A description/proof of that restriction of \(C^\infty\) map on open domain and open codomain Is \(C^\infty\)
Topics
About: \(C^\infty\) manifold
The table of contents of this article
Starting Context
- The reader knows a definition of \(C^\infty\) function on \(C^\infty\) manifold.
Target Context
- The reader will have a description and a proof of the proposition that for any \(C^\infty\) map between any \(C^\infty\) manifolds, the restriction of the map on any open domain and any valid open codomain is \(C^\infty\).
Orientation
There is a list of definitions discussed so far in this site.
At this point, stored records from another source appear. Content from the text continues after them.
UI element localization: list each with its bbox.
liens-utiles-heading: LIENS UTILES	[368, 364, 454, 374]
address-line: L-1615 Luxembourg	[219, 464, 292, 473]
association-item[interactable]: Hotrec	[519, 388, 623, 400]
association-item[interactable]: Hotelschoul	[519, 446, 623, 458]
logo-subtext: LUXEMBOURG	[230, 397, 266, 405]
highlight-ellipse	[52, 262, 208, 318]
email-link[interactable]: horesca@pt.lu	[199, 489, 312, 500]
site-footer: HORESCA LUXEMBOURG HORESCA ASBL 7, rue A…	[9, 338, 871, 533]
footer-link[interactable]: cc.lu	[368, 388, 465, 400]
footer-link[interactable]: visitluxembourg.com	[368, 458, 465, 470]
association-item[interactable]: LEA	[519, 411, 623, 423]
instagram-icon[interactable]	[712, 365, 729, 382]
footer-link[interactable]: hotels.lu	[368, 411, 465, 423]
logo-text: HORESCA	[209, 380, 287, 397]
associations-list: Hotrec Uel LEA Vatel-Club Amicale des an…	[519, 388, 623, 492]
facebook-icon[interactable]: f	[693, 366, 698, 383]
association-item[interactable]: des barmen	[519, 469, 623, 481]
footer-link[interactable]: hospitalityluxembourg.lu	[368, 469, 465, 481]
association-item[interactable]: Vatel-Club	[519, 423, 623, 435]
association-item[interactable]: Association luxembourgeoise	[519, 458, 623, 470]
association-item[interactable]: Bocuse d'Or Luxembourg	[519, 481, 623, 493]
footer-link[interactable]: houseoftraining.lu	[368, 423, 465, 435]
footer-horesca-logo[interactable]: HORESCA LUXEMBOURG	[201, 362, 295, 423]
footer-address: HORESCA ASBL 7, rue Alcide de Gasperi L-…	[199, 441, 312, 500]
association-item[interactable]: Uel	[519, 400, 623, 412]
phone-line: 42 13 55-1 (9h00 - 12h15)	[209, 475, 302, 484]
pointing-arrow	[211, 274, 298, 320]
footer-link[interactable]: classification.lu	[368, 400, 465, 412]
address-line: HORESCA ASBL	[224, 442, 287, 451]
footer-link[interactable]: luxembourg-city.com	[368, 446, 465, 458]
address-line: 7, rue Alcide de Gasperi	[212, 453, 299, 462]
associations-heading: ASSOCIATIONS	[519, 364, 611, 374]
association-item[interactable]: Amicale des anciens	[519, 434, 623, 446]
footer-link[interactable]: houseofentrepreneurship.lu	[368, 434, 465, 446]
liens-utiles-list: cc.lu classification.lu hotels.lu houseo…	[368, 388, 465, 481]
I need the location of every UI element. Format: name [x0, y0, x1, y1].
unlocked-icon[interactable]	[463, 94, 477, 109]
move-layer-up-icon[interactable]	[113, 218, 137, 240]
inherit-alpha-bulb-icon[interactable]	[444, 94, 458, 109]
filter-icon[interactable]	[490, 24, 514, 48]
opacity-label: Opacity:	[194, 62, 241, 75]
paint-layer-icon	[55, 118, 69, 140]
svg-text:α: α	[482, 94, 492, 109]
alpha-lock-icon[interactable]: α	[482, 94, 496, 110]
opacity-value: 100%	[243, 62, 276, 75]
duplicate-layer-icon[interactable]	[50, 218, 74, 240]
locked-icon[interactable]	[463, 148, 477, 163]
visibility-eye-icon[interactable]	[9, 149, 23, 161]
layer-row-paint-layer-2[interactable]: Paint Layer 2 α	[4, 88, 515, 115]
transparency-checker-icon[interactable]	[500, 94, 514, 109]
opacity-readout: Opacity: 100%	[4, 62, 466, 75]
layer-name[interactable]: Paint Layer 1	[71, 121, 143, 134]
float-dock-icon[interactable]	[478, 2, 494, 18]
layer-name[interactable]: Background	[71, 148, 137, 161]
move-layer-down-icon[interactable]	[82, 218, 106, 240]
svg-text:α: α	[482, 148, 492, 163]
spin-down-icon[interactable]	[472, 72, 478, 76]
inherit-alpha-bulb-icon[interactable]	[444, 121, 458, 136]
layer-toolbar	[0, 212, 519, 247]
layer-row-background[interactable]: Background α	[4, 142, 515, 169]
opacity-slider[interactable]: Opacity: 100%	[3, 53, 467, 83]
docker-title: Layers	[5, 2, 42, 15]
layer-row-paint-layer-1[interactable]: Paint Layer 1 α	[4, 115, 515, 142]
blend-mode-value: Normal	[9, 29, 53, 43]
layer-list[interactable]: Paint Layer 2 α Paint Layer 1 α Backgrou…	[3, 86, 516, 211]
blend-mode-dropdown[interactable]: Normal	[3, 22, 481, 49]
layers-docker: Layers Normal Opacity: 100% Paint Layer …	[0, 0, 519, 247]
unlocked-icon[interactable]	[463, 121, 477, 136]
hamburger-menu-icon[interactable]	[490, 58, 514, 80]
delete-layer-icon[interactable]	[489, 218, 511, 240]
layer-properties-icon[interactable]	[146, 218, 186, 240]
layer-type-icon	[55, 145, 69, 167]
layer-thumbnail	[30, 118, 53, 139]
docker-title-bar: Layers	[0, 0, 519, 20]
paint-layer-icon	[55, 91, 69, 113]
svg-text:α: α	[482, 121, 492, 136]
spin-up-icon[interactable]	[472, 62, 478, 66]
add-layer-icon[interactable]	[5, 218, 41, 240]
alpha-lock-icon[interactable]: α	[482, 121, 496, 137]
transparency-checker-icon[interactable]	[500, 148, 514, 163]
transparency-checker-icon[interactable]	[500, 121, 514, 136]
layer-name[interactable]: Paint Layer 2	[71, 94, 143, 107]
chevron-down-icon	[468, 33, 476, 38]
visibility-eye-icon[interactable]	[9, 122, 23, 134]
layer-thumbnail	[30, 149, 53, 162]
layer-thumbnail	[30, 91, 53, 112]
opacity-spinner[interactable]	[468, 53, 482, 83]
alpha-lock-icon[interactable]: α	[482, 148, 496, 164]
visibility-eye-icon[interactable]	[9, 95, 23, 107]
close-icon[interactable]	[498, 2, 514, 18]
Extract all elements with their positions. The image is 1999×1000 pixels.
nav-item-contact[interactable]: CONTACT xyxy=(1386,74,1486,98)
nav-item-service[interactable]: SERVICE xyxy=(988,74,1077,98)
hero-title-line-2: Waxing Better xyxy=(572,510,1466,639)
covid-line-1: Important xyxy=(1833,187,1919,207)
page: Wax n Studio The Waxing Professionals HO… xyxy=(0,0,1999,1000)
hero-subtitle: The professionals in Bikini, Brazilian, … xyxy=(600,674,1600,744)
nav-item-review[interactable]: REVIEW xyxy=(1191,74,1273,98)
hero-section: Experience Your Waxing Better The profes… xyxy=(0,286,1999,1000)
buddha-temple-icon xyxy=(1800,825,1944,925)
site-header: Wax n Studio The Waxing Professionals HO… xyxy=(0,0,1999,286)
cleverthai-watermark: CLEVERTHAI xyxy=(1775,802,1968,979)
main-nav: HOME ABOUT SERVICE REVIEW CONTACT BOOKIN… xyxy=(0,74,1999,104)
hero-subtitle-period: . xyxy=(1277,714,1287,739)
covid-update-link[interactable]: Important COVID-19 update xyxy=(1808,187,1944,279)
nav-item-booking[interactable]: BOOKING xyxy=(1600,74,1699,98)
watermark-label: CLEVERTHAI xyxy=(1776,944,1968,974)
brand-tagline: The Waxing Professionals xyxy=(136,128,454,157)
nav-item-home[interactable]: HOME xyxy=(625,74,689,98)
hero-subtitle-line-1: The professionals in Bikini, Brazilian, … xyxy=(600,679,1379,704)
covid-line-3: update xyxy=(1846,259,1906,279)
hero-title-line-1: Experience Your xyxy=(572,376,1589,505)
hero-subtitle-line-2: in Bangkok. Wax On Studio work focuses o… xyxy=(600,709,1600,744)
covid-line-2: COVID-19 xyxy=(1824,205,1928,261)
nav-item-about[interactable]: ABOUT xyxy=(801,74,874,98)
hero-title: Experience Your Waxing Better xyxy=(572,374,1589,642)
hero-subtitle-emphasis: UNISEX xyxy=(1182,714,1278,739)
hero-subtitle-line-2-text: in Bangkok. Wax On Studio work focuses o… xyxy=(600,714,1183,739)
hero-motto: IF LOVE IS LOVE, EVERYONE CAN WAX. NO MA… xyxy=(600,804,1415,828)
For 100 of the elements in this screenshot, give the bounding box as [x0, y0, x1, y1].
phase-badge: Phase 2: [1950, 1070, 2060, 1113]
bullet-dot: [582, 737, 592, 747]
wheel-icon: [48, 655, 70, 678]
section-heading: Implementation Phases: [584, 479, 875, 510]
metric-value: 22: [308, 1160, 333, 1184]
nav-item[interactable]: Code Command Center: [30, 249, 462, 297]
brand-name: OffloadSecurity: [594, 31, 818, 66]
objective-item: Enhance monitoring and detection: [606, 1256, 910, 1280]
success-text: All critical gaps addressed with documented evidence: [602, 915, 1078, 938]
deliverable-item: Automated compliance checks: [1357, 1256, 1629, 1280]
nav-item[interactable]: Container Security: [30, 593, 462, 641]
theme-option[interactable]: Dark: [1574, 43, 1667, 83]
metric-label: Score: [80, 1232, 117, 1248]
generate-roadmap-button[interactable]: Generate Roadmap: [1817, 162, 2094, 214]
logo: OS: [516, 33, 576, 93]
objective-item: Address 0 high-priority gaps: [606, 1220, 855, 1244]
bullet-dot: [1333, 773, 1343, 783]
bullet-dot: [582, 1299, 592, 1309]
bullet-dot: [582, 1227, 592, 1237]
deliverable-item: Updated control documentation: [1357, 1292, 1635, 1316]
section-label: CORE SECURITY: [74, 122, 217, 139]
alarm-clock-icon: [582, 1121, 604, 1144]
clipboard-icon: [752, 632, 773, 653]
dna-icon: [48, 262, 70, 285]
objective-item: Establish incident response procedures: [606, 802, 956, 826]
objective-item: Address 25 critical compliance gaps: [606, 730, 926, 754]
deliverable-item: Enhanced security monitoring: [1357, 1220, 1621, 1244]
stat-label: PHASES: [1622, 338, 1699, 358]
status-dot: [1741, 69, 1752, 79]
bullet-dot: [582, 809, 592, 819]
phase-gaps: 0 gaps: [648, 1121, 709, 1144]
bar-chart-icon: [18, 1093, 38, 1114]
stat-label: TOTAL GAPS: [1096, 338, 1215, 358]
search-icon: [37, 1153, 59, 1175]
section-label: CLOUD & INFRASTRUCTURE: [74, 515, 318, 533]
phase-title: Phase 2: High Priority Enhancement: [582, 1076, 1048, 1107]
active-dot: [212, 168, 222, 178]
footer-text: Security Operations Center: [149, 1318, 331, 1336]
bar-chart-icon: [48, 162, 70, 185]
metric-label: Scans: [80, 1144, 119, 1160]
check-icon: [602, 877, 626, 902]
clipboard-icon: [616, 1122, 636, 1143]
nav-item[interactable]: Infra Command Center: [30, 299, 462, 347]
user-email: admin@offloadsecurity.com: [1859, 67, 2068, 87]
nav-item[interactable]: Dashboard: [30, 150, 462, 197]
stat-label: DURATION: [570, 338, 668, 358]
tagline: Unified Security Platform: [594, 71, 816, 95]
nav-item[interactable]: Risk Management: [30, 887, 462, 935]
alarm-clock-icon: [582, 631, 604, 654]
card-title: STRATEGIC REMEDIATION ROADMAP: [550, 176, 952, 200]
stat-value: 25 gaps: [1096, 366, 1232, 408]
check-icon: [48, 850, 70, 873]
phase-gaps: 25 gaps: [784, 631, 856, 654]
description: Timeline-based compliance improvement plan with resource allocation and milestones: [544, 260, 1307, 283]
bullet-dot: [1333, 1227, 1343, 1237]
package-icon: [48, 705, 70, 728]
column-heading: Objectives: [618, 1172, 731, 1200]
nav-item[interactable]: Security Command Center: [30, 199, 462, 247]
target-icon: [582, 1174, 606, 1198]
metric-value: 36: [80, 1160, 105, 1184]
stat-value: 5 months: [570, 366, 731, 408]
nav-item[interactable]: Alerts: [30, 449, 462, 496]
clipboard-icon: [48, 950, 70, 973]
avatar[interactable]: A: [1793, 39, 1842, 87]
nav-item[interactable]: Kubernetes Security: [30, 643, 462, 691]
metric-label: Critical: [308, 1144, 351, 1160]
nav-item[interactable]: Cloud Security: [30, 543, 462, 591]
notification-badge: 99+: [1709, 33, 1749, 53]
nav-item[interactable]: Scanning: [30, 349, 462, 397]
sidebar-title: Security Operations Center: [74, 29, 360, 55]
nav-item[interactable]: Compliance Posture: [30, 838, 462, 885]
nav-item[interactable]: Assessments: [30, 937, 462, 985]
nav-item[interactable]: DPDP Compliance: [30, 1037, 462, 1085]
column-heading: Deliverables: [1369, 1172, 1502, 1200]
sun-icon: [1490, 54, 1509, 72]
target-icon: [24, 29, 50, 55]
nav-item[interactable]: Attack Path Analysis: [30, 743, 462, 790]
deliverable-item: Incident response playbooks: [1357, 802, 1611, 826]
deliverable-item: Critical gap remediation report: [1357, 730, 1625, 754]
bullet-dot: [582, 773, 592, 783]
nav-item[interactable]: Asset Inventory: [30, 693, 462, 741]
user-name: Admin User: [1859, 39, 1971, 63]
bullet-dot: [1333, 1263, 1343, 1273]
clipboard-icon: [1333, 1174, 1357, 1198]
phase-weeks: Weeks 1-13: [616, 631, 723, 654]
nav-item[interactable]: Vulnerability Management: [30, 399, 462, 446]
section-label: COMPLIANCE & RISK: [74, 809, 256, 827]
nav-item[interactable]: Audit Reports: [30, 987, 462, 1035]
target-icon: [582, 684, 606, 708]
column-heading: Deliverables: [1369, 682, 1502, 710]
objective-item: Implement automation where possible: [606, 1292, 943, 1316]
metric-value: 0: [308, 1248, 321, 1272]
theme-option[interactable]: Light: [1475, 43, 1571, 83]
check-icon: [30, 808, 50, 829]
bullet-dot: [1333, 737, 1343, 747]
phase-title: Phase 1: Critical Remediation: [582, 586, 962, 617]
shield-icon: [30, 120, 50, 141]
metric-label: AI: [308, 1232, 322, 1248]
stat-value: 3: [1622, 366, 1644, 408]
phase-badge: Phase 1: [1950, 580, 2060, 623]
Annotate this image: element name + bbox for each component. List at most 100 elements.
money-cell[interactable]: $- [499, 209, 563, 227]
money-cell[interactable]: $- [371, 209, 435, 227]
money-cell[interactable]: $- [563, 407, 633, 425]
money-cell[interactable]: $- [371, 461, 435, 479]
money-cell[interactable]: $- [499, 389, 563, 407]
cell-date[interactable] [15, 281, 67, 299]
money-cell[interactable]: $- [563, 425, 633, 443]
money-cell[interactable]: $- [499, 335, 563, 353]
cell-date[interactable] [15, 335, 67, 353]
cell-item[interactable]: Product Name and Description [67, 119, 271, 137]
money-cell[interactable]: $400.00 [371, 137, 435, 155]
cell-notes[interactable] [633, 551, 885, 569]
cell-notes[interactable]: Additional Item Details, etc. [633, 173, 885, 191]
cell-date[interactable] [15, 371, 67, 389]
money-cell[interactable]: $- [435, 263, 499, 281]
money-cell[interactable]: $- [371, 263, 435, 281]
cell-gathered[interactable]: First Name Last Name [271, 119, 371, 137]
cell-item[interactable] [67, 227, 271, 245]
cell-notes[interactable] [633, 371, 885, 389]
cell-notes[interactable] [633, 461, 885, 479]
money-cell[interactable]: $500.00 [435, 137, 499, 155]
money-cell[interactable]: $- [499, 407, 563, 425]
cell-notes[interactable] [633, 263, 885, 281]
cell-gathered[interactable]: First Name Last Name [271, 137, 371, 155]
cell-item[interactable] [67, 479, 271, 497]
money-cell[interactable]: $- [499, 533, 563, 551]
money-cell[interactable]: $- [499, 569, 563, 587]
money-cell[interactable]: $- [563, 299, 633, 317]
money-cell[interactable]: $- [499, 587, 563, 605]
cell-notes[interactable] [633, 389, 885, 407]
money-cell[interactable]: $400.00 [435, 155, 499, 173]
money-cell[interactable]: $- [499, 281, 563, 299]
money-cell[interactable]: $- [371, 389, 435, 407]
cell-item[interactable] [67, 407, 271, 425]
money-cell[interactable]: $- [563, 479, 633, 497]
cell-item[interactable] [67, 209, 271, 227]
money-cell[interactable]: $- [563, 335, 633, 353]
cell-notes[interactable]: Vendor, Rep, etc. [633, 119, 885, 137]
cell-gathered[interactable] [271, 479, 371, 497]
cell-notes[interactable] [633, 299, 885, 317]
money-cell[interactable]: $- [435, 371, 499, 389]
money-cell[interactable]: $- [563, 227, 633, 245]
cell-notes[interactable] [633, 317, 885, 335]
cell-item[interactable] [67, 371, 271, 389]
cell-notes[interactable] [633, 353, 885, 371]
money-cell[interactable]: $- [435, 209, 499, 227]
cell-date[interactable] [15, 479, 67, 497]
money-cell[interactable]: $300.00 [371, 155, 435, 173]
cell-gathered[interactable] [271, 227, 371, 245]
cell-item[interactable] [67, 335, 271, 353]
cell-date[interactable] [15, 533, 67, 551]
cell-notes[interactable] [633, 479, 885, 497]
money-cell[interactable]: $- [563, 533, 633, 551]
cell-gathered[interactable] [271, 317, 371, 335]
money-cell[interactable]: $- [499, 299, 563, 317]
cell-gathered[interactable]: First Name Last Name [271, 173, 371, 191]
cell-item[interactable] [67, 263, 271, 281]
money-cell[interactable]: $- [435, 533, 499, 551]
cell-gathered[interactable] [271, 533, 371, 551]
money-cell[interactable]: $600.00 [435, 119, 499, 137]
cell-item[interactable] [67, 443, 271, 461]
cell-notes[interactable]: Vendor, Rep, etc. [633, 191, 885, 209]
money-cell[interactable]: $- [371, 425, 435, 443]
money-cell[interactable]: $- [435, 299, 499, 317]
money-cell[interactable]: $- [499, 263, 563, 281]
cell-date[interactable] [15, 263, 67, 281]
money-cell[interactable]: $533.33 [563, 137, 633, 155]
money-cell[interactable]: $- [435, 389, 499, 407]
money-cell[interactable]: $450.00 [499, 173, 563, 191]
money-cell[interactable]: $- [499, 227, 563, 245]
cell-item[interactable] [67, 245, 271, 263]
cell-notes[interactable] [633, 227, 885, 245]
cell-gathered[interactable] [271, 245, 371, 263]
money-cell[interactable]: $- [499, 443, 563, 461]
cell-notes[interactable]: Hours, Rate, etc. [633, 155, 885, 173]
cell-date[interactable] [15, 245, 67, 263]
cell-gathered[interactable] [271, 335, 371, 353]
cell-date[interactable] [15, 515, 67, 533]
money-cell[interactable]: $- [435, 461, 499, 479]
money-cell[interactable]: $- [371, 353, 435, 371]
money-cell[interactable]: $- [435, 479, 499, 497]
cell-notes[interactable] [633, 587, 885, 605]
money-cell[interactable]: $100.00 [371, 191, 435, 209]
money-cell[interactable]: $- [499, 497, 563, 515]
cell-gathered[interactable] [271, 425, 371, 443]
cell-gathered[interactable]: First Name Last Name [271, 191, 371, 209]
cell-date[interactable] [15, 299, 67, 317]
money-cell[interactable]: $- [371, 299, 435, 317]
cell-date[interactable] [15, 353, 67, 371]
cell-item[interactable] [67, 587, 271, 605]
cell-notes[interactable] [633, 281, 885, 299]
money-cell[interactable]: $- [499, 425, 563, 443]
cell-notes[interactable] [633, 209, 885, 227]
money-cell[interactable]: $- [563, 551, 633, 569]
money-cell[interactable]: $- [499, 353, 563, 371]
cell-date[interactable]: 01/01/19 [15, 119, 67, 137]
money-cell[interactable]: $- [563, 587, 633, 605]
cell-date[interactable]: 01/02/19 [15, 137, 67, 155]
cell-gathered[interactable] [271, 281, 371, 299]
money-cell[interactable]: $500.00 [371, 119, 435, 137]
There is a list of propositions discussed so far in this site.
Main Body
1: Description
For any \(C^\infty\) manifolds, \(M_1, M_2\), any \(C^\infty\) map, \(f: M_1 \rightarrow M_2\), any open subset, \(U_1 \subseteq M_1\), and any open subset, \(U_2 \subseteq M_2\), such that \(f (U_1) \subseteq U_2\), \(f\vert_{U_1}: U_1 \rightarrow U_2\) is \(C^\infty\).
2: Proof
For any point, \(p \in U_1\), there are charts, \((U_p \subseteq M_1, \phi_p)\) and \((U_{f (p)} \subseteq M_2, \phi_{f (p)})\), and \(\phi_{f (p)} \circ f \circ {\phi_p}^{-1}\) is \(C^\infty\) at \(\phi_p (p)\). \((U_p \cap U_1 \subseteq U_1, \phi_p\vert_{U_p \cap U_1})\) and \((U_{f (p)} \cap U_2 \subseteq U_2, \phi_{f (p)}\vert_{U_{f (p)} \cap U_2})\) are charts on \(U_1\) and \(U_2\), and \(\phi_{f (p)}\vert_{U_{f (p)} \cap U_2} \circ f\vert_{U_1} \circ {\phi_p\vert_{U_p \cap U_1}}^{-1}\) is \(C^\infty\) at \(\phi_p\vert_{U_p \cap U_1} (p)\), because it is a restriction of \(C^\infty\) \(\phi_{f (p)} \circ f \circ {\phi_p}^{-1}\) on the open domain, \(\phi_p (U_p \cap U_1)\).